# MBRL-Lib Diagnostics and Visualization tools
This package contains a set of components that can be useful for debugging and
visualizing the operation of your models and controllers. Currently, 
the following tools are provided:

* [``Visualizer``](visualize_model_preds.py): Creates a video to qualitatively
assess a model predictions over a rolling horizon. Specifically, it runs a 
  user specified policy in a given environment, and at each time step, computes
  the model's predicted observation/rewards over a lookahead horizon for the 
  same policy. The predictions are plotted as line plots, one for each 
  observation dimension (blue lines) and reward (red line), along with the 
  result of applying the same policy to the real environment (black lines). 
  The model's uncertainty is visualized by plotting lines the maximum and 
  minimum predictions at each time step. The model and policy are specified 
  by passing directories containing configuration files for each; they can 
  be trained independently. The following gif shows an example of 200 steps 
  of pre-trained MBPO policy on Inverted Pendulum environment.
  
  ![Example of Visualizer](../../docs/resources/inv_pendulum_mbpo_vis.gif)
  
* [``DatasetEvaluator``](eval_model_on_dataset.py): Loads a pre-trained model
and a dataset (can be loaded from separate directories), and computes 
  predictions of the model for each output dimension. The evaluator then
  creates a scatter plot for each dimension comparing the ground truth output 
  vs. the model's prediction. If the model is an ensemble, the plot shows the
  mean prediction as well as the individual predictions of each ensemble member.
  
  ![Example of DatasetEvaluator](../../docs/resources/dataset_evaluator.png)
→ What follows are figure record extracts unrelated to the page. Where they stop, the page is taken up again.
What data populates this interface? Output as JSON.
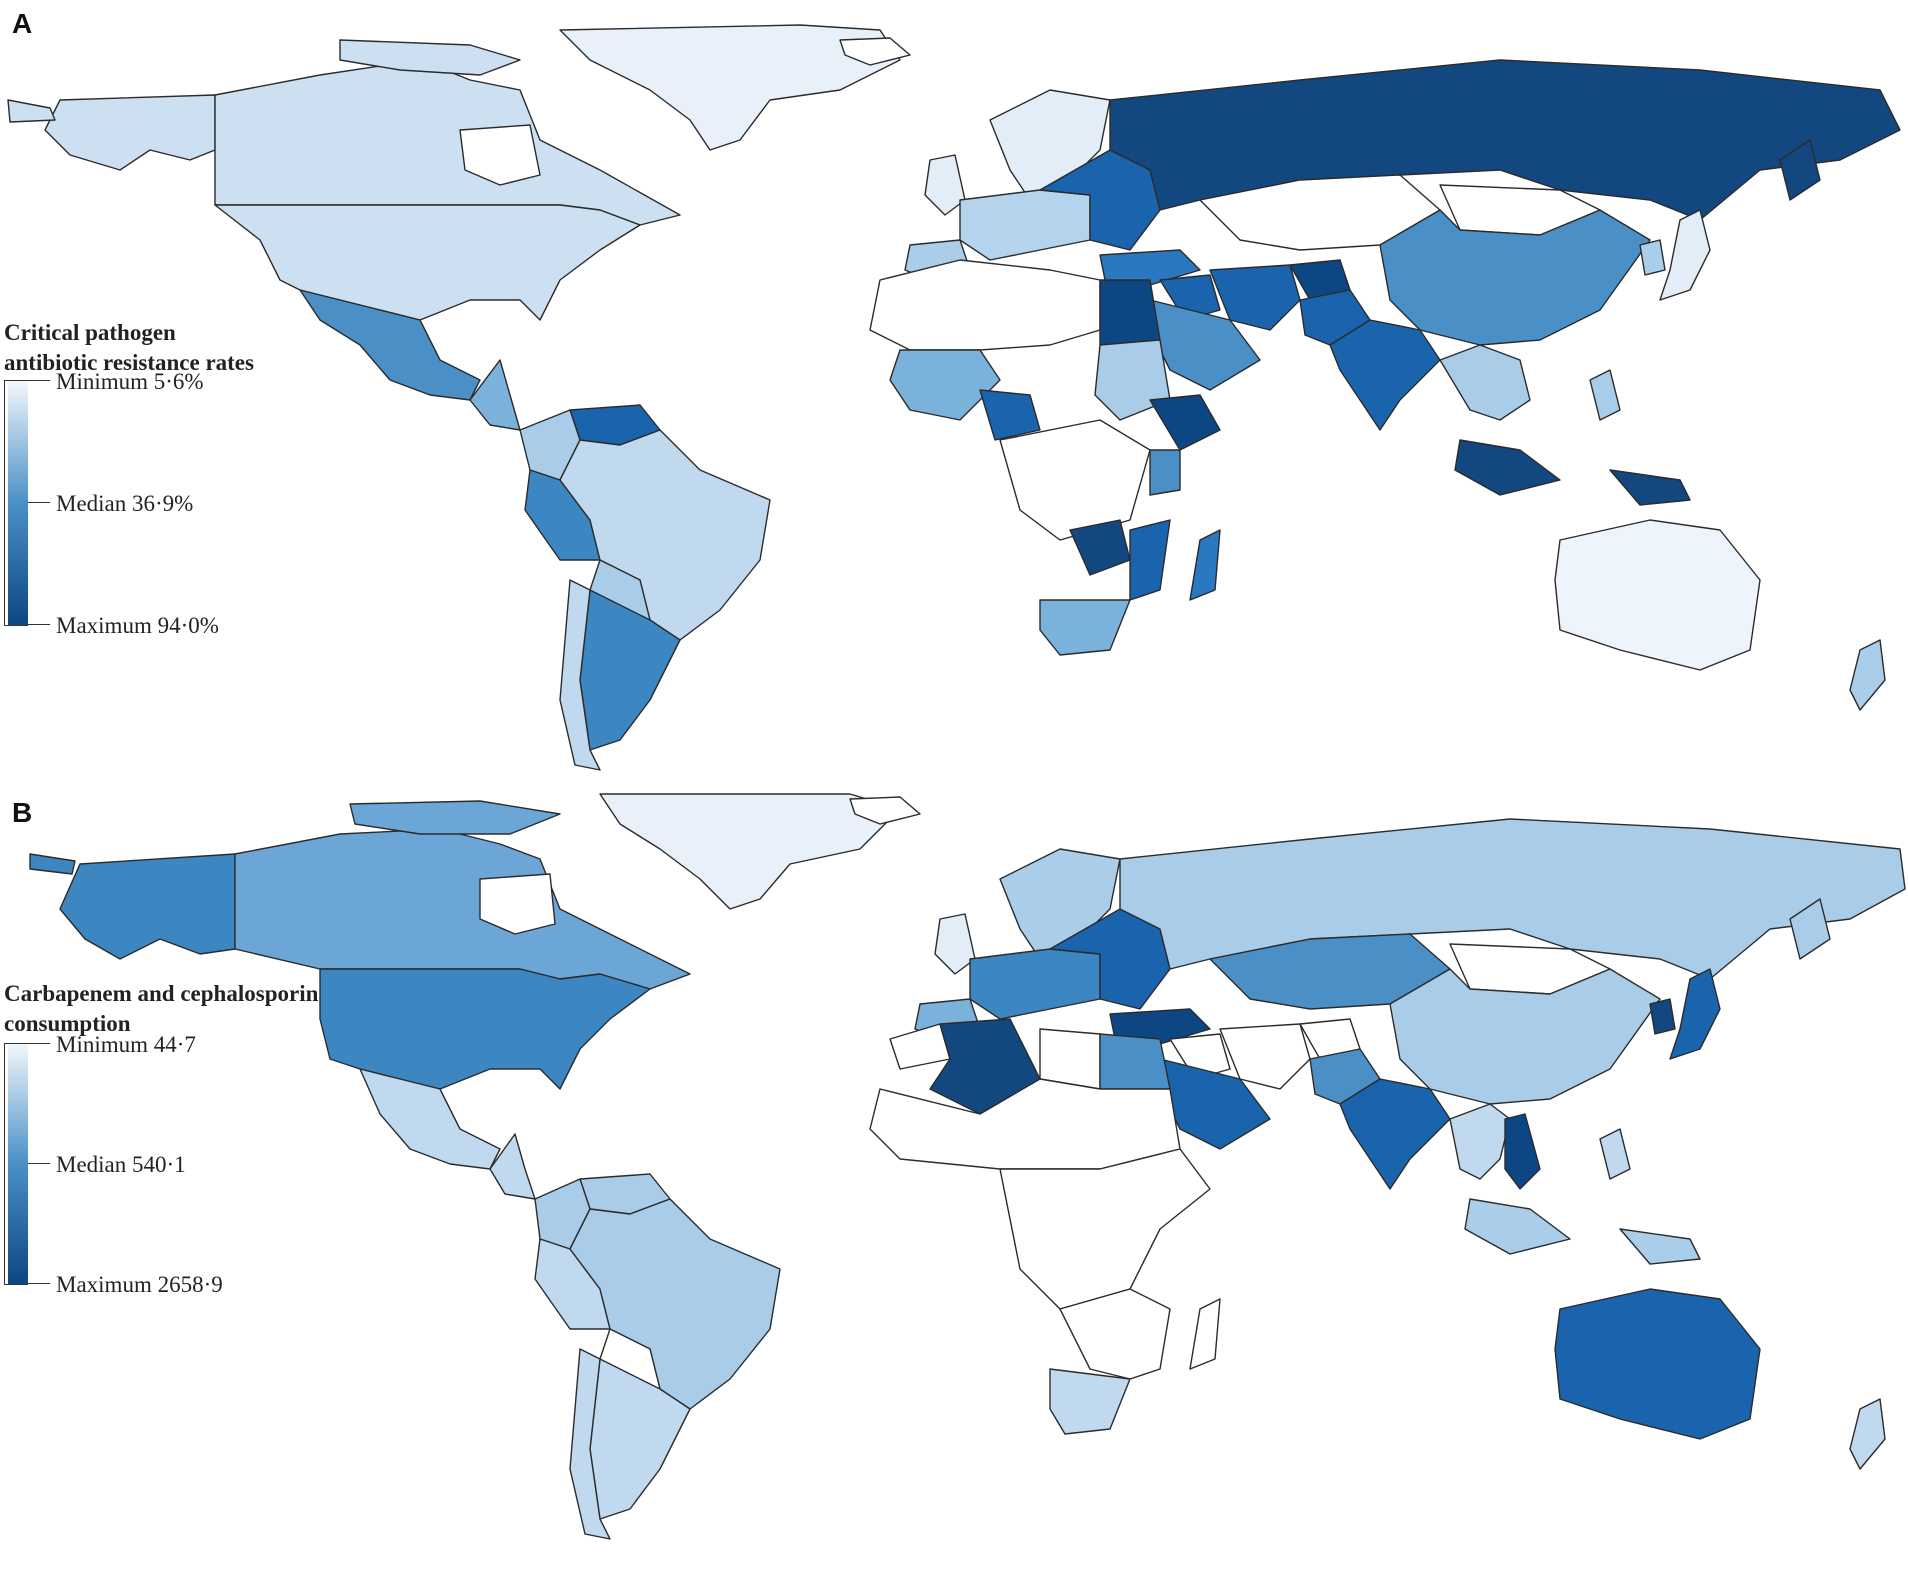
{
  "panel_a": {
    "letter": "A",
    "legend": {
      "title_line1": "Critical pathogen",
      "title_line2": "antibiotic resistance rates",
      "min_label": "Minimum 5·6%",
      "median_label": "Median 36·9%",
      "max_label": "Maximum 94·0%"
    },
    "colors": {
      "russia": "#12487f",
      "scandinavia": "#e3edf8",
      "canada": "#cde0f2",
      "usa": "#cde0f2",
      "alaska": "#cde0f2",
      "greenland": "#e8f0f9",
      "mexico": "#4a90c6",
      "central_america": "#7ab2dc",
      "south_america_north": "#a9cde9",
      "venezuela": "#1a64ad",
      "brazil": "#c0d9ee",
      "peru": "#3c86c2",
      "bolivia": "#a9cde9",
      "argentina": "#3c86c2",
      "chile": "#c0d9ee",
      "europe_west": "#b4d3ec",
      "europe_east": "#1a64ad",
      "iberia": "#aacdea",
      "turkey": "#2a78c0",
      "middle_east": "#1a64ad",
      "iran": "#1a64ad",
      "afghanistan": "#0d4783",
      "pakistan": "#1a64ad",
      "india": "#1a64ad",
      "china": "#4a90c6",
      "kazakhstan": "#ffffff",
      "mongolia": "#ffffff",
      "japan": "#e3edf8",
      "korea": "#aacdea",
      "southeast_asia": "#a9cde9",
      "indonesia": "#12487f",
      "philippines": "#a9cde9",
      "australia": "#eef4fb",
      "new_zealand": "#aacdea",
      "egypt": "#0d4783",
      "libya": "#ffffff",
      "sudan": "#a9cde9",
      "ethiopia": "#0d4783",
      "kenya": "#4a90c6",
      "west_africa": "#7ab2dc",
      "nigeria": "#1a64ad",
      "zimbabwe": "#12487f",
      "mozambique": "#1a64ad",
      "madagascar": "#2a78c0",
      "south_africa": "#7ab2dc",
      "saudi": "#4a90c6",
      "africa_rest": "#ffffff",
      "iceland": "#ffffff",
      "uk": "#e3edf8"
    }
  },
  "panel_b": {
    "letter": "B",
    "legend": {
      "title_line1": "Carbapenem and cephalosporin",
      "title_line2": "consumption",
      "min_label": "Minimum 44·7",
      "median_label": "Median 540·1",
      "max_label": "Maximum 2658·9"
    },
    "colors": {
      "russia": "#a9cde9",
      "scandinavia": "#aacdea",
      "canada": "#6ba6d6",
      "usa": "#3c86c2",
      "alaska": "#3c86c2",
      "greenland": "#e8f0f9",
      "mexico": "#c0d9ee",
      "central_america": "#c0d9ee",
      "south_america_north": "#a9cde9",
      "venezuela": "#a9cde9",
      "brazil": "#a9cde9",
      "peru": "#c0d9ee",
      "bolivia": "#ffffff",
      "argentina": "#c0d9ee",
      "chile": "#c0d9ee",
      "europe_west": "#3c86c2",
      "europe_east": "#1a64ad",
      "iberia": "#7ab2dc",
      "turkey": "#0d4783",
      "middle_east": "#ffffff",
      "iran": "#ffffff",
      "afghanistan": "#ffffff",
      "pakistan": "#4a90c6",
      "india": "#1a64ad",
      "china": "#a9cde9",
      "kazakhstan": "#4a90c6",
      "mongolia": "#ffffff",
      "japan": "#1a64ad",
      "korea": "#12487f",
      "southeast_asia": "#c0d9ee",
      "indonesia": "#aacdea",
      "philippines": "#c0d9ee",
      "australia": "#1a64ad",
      "new_zealand": "#c0d9ee",
      "egypt": "#4a90c6",
      "libya": "#ffffff",
      "sudan": "#ffffff",
      "ethiopia": "#ffffff",
      "kenya": "#ffffff",
      "west_africa": "#ffffff",
      "nigeria": "#ffffff",
      "zimbabwe": "#ffffff",
      "mozambique": "#ffffff",
      "madagascar": "#ffffff",
      "south_africa": "#c0d9ee",
      "saudi": "#1a64ad",
      "africa_rest": "#ffffff",
      "iceland": "#ffffff",
      "uk": "#e3edf8",
      "algeria": "#12487f",
      "vietnam": "#0d4783"
    }
  }
}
* [``FineTuner``](finetune_model_with_controller.py): Can be used to train a
model on a dataset produced by a given agent/controller. The model and agent
  can be loaded from separate directories, and the fine tuner will roll the 
  environment for some number of steps using actions obtained from the 
  controller. The final model and dataset will then be saved under directory
  "model_dir/diagnostics/subdir", where `subdir` is provided by the user.
  
* [``True Dynamics Multi-CPU Controller``](control_env.py): This script can run
a trajectory optimizer agent on the true environment using Python's 
  multiprocessing. Each environment runs in its own CPU, which can significantly
  speed up costly sampling algorithm such as CEM. The controller will also save
  a video if the ``render`` argument is passed. Below is an example on 
  HalfCheetah-v2 using CEM for trajectory optimization.
  
  ![Control Half-Cheetah True Dynamics](../../docs/resources/halfcheetah-break.gif)

* [``TrainingBrowser``](training_browser.py): This script launches a lightweight
training browser for plotting rewards obtained after training runs 
  (as long as the runs use our logger). 
  The browser allows aggregating multiple runs and displaying mean/std, 
  and also lets the user save the image to hard drive. The legend and axes labels
  can be edited in the pane at the bottom left. Requires installing `PyQt5`. 
  Thanks to [a3ahmad](https://github.com/a3ahmad) for the contribution.

  ![Training Browser Example](../../docs/resources/training-browser-example.png)

Note that, except for the training browser, all the tools above require Mujoco 
installation and are specific to models of type 
[``OneDimTransitionRewardModel``](../models/one_dim_tr_model.py).
We are planning to extend this in the future; if you have useful suggestions
don't hesitate to raise an issue or submit a pull request!